So kam es dann auch. In Australien genoss sie ein wunderbares, traumhaftes Jahr. Als Hilfslehrerin in einer Schule mit etwa 700 Kindern und 200 Lehrkräften sollte sie während dem Unterricht Kindern helfen. Und während der schulfreien Zeit (die Kinder wohnten die Woche über jeweils auf dem Schulcampus) sollte sie zu den Kindern schauen. Sie war ganz in ihrem Element.

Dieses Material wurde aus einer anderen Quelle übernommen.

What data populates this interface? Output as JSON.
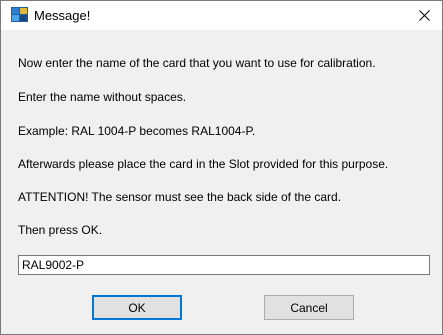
{
  "window": {
    "title": "Message!",
    "app_icon": "app-icon",
    "close_icon": "close-icon"
  },
  "message": {
    "lines": [
      "Now enter the name of the card that you want to use for calibration.",
      "Enter the name without spaces.",
      "Example: RAL 1004-P becomes RAL1004-P.",
      "Afterwards please place the card in the Slot provided for this purpose.",
      "ATTENTION! The sensor must see the back side of the card.",
      "Then press OK."
    ]
  },
  "input": {
    "value": "RAL9002-P"
  },
  "buttons": {
    "ok_label": "OK",
    "cancel_label": "Cancel"
  },
  "colors": {
    "dialog_background": "#f0f0f0",
    "titlebar_background": "#ffffff",
    "focus_border": "#0078d7"
  }
}
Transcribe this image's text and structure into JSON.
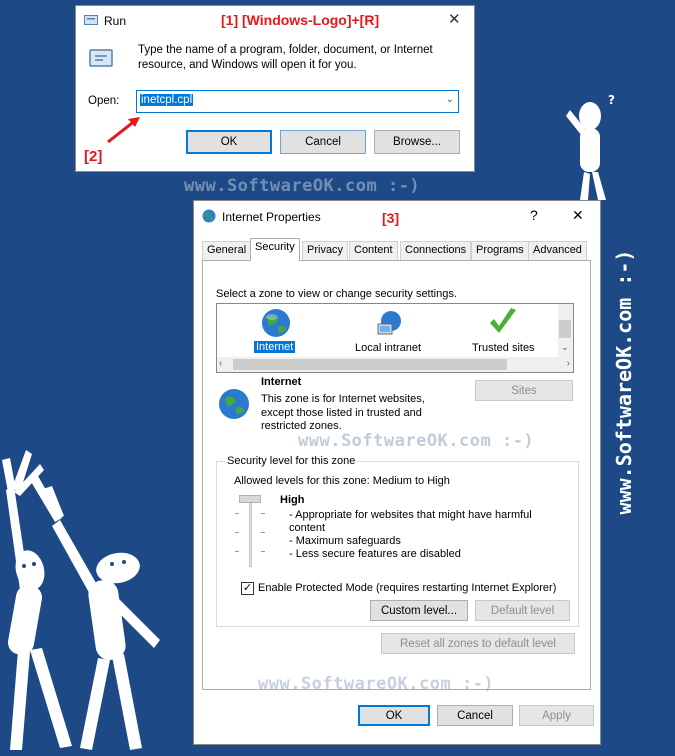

Sie unternahm Reisen durch Australien, skypte mit uns und fand gegen Ende des Australienjahres die Gewissheit, dass sie nochmals eine Ausbildung machen wollte zur Kleinkindererzieherin. Trotz ihren Bemühungen, aus Australien in der Schweiz wieder Unterkunft und Arbeit zu finden, blieb das erfolglos. Inzwischen hatte sie auch herausgefunden, wie sie zu dieser gewünschten Ausbildung kommen könnte. Unterdessen mussten wir als Familie in eine kleinere Wohnung umziehen. Trotzdem beschlossen wir, dass Evelyne nach ihrer Rückkehr in die CH einfach mal bei uns wieder einziehen sollte.
Was ist mit Evelyne los?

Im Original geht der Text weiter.